Non-Fundamentalists will generally be frank and open with you about where their loyalties are. They can be easily identified by their response to questions put to them about their current involvement in the life and work of the SBC. If they are in reasonably strong churches and are not so involved, they are almost certainly not Fundamentalists. If they are in smaller churches, they will not usually mind sharing candidly with you how they have faced recent elections and issues in annual Baptist conventions.

If your church is particularly strong,look for at least one of the Fundamentalist bigwigs to have a “marvelous revelation from the Lord while praying just this morning” about who should be your pastor and will piously share this “vision” which God has allegedly given him for you. They do this directly and indirectly; and they will continue to “ be in touch” with you in a persistent, tenacious effort to place one of their own functionaries in your church. If yours is an especially strategic church, it is virtually certain that the Fundamentalist “rulers” already know more about what your Search Committee is doing than do your church deacons and staff members put together. If your church is small, the same kind of lobbying will be done by lesser lights from the Fundamentalist camp.

Now, here is the most important meat in this whole coconut.

If a pastor prospect definitely affirms his absolute neutrality regarding the division in the Southern Baptist Convention, you can be fairly sure of one out of three things: either

(1) he lacks perception and insight as to what has been going on right under his nose in Baptist life, or

(2) he knows what is going on but just does not care or lacks the courage and integrity to stand for his convictions if he does care, or

(3) he is not being honest with you.

(continued)

(1) If he lacks perception and insight, it is likely that he has simply opted for a blindered approach to an extremely important issue in our organized Baptist life; and, whether he is younger or older, he has, like Pilate, sought to evade responsibility, leaving to others the decisions affecting our corporate Baptist life and cooperative mission endeavors. Do you want a pastor characterized by evasiveness and a self-inflicted amnesia?

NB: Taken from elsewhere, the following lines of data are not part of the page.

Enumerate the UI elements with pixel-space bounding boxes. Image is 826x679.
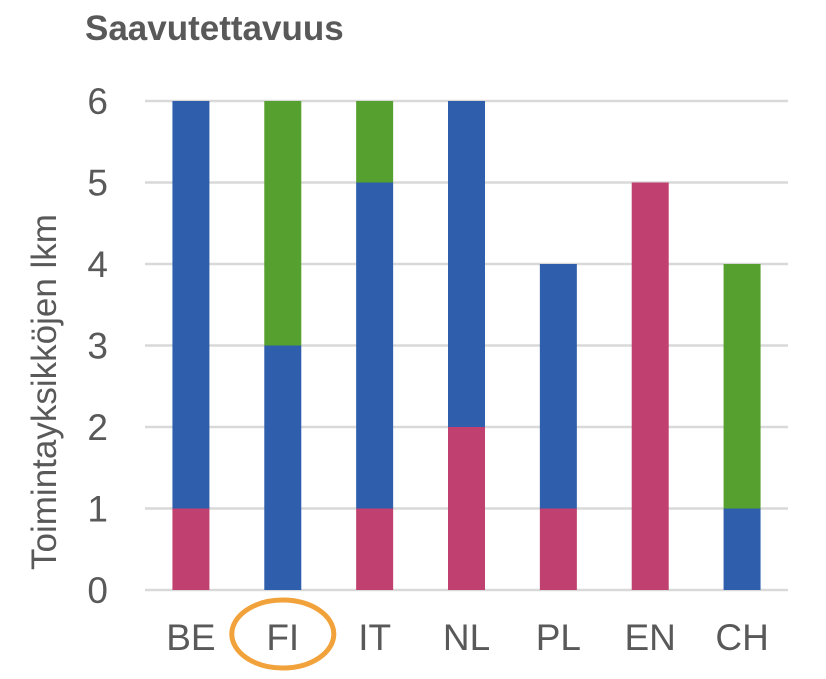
y-tick-label: 3: [87, 326, 108, 367]
bar-segment-be-s1: [172, 508, 210, 590]
x-tick-label-be: BE: [166, 617, 215, 658]
bar-segment-pl-s2: [539, 264, 577, 509]
x-tick-label-pl: PL: [536, 617, 581, 658]
y-axis-label: Toimintayksikköjen lkm: [25, 214, 64, 570]
bar-segment-it-s3: [356, 101, 394, 183]
y-tick-label: 5: [87, 163, 108, 204]
chart-title: Saavutettavuus: [85, 9, 344, 48]
bar-segment-nl-s1: [448, 427, 485, 590]
y-tick-label: 1: [87, 489, 108, 530]
highlight-ellipse: [229, 597, 337, 671]
x-tick-label-en: EN: [625, 617, 676, 658]
highlight-annotation: [229, 597, 337, 671]
bar-segment-pl-s1: [539, 508, 577, 590]
y-tick-label: 2: [87, 407, 108, 448]
bar-segment-nl-s2: [448, 101, 485, 427]
x-tick-label-fi: FI: [266, 617, 299, 658]
y-tick-label: 4: [87, 244, 108, 285]
bar-segment-en-s1: [631, 182, 669, 590]
y-tick-label: 0: [87, 570, 108, 611]
y-tick-label: 6: [87, 81, 108, 122]
bar-segment-be-s2: [172, 101, 210, 509]
bar-segment-it-s2: [356, 182, 394, 509]
x-tick-label-ch: CH: [715, 617, 768, 658]
bar-segment-ch-s2: [723, 508, 761, 590]
x-tick-label-it: IT: [358, 617, 391, 658]
bar-segment-it-s1: [356, 508, 394, 590]
y-tick-labels: 0 1 2 3 4 5 6: [87, 81, 108, 611]
x-tick-label-nl: NL: [443, 617, 490, 658]
bar-segment-fi-s2: [264, 345, 302, 590]
bar-segment-ch-s3: [723, 264, 761, 509]
bar-segment-fi-s3: [264, 101, 302, 346]
x-tick-labels: BE FI IT NL PL EN CH: [166, 617, 769, 658]
bars: [172, 101, 761, 590]
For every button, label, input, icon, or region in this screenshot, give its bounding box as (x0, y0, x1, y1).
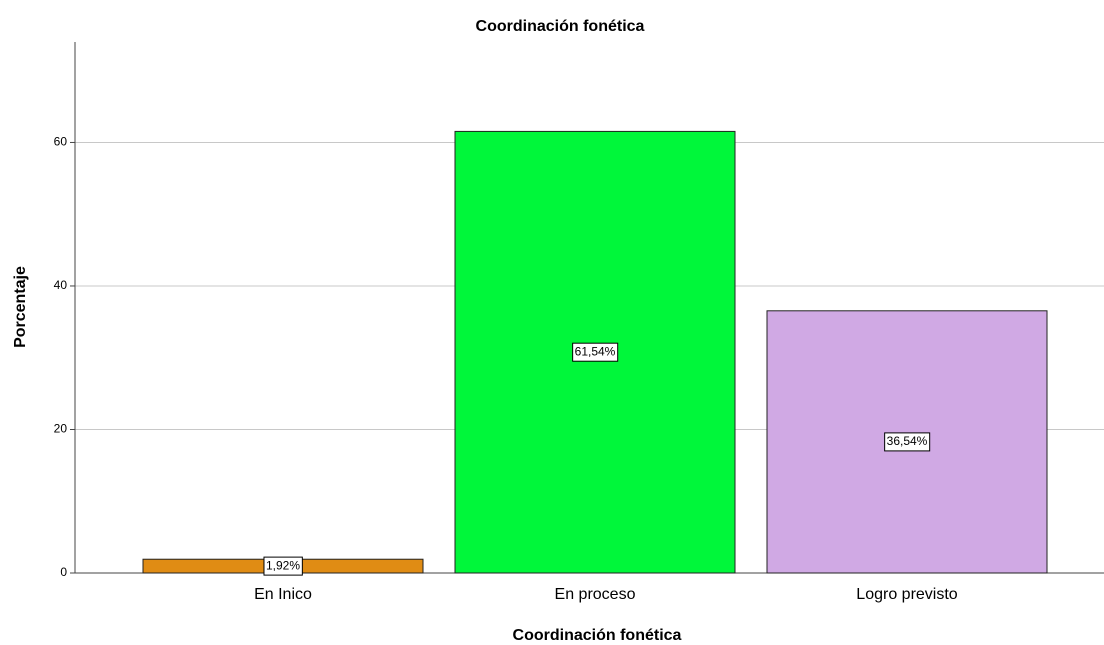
value-label-box (884, 432, 931, 452)
y-axis-title: Porcentaje (12, 266, 29, 348)
y-tick-label: 60 (54, 135, 68, 149)
value-label: 1,92% (266, 558, 300, 572)
value-label: 36,54% (887, 434, 928, 448)
value-label-box (572, 342, 619, 362)
x-tick-label: En Inico (254, 586, 312, 603)
chart-title: Coordinación fonética (476, 18, 645, 35)
y-tick-label: 40 (54, 278, 68, 292)
x-tick-label: En proceso (555, 586, 636, 603)
value-label-box (263, 556, 303, 576)
y-tick-label: 0 (60, 565, 67, 579)
x-axis-title: Coordinación fonética (513, 627, 682, 644)
x-tick-label: Logro previsto (856, 586, 957, 603)
y-tick-label: 20 (54, 422, 68, 436)
value-label: 61,54% (575, 344, 616, 358)
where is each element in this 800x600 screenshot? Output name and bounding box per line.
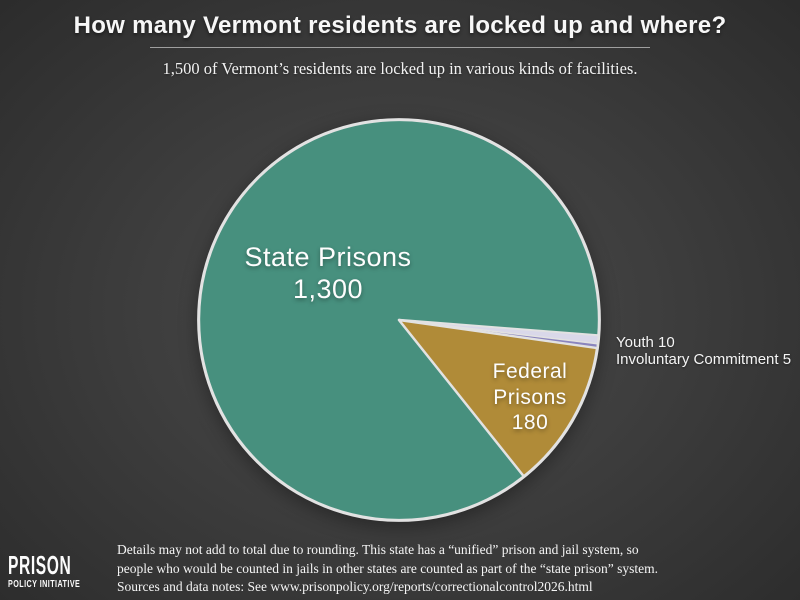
youth-label: Youth 10 xyxy=(616,334,675,351)
footnote: Details may not add to total due to roun… xyxy=(117,541,658,597)
footnote-line2: people who would be counted in jails in … xyxy=(117,560,658,576)
state-prisons-label: State Prisons 1,300 xyxy=(178,241,478,305)
pie-outer-rim xyxy=(197,118,601,522)
chart-subtitle: 1,500 of Vermont’s residents are locked … xyxy=(162,59,638,78)
state-prisons-label-value: 1,300 xyxy=(292,274,364,304)
logo-prison-text: PRISON xyxy=(8,550,72,580)
prison-policy-initiative-logo: PRISON POLICY INITIATIVE xyxy=(8,552,114,590)
involuntary-commitment-label: Involuntary Commitment 5 xyxy=(616,350,792,368)
federal-prisons-label-value: 180 xyxy=(511,411,549,434)
chart-title: How many Vermont residents are locked up… xyxy=(73,12,727,39)
state-prisons-label-name: State Prisons xyxy=(244,242,412,272)
footnote-line1: Details may not add to total due to roun… xyxy=(117,542,639,557)
title-divider xyxy=(150,47,650,48)
federal-prisons-label-line2: Prisons xyxy=(493,385,567,409)
federal-prisons-label: Federal Prisons 180 xyxy=(455,359,605,436)
small-slice-labels: Youth 10 Involuntary Commitment 5 xyxy=(616,334,792,368)
logo-policy-initiative-text: POLICY INITIATIVE xyxy=(8,579,81,590)
footnote-line3: Sources and data notes: See www.prisonpo… xyxy=(117,579,593,595)
federal-prisons-label-line1: Federal xyxy=(492,360,568,383)
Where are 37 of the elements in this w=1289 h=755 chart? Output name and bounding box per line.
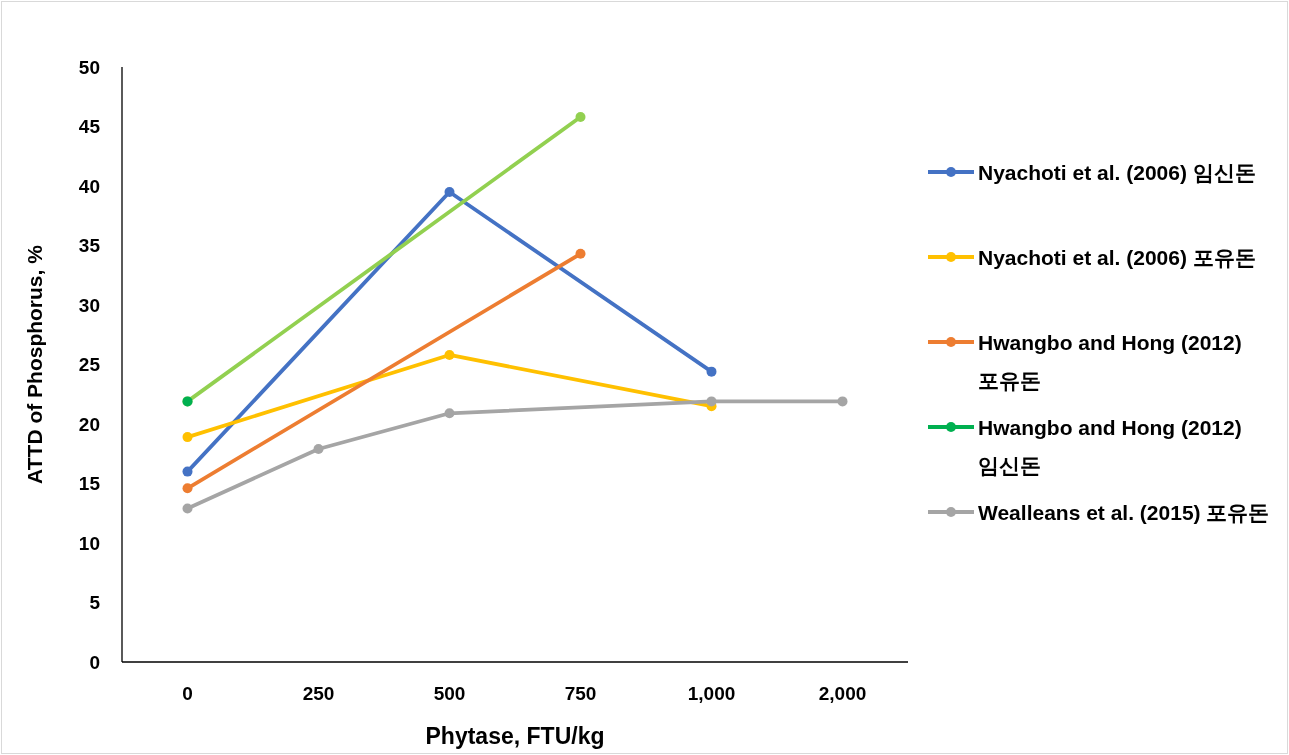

(2) If your declared neutralist knows and cares about what has been going on but has lacked the courage and integrity to positionize himself, then it is clear that this prospect has rejected, or severed, the ties that bind Baptists together to do together in God’s world the Lord’s work which we could not do separately; and in the process, he has become an accomplice in a monumentally wicked thing. Do you want a pastor characterized by cowardice and lack of integrity?

(3) If the declared neutralist is not being honest with you, he is not telling you the truth, the whole truth, and nothing but the truth because he knows how very concerned Baptist pastor search committees can be about any controversy or anyone related in any way to controversy; and he hopes that you will recommend him to your congregation partly because, he would have you believe, he “would never bring any of this divisiveness before your fine people.” I could take you to a dozen such churches and pastors today. The pastor search committees in those churches once upon a time believed those prospects when they declared or clearly implied their neutrality; but once they got called and on the church field, they hit the ground running with the Fundamentalist political agenda. Do you want a pastor who does not tell the truth?

The greatest hazard now facing many Baptist churches seeking a pastor is not so much that they will call a Fundamentalist pastor but that they will call a Smooth Operator with no nerve, no Holy Spirit-given courage, no intestinal fortitude, no authentic Baptist “fire in his belly,” no real moral energy. Your Committee has the high and holy task of delivering your church from such a fate.

May God lead you and may God bless you.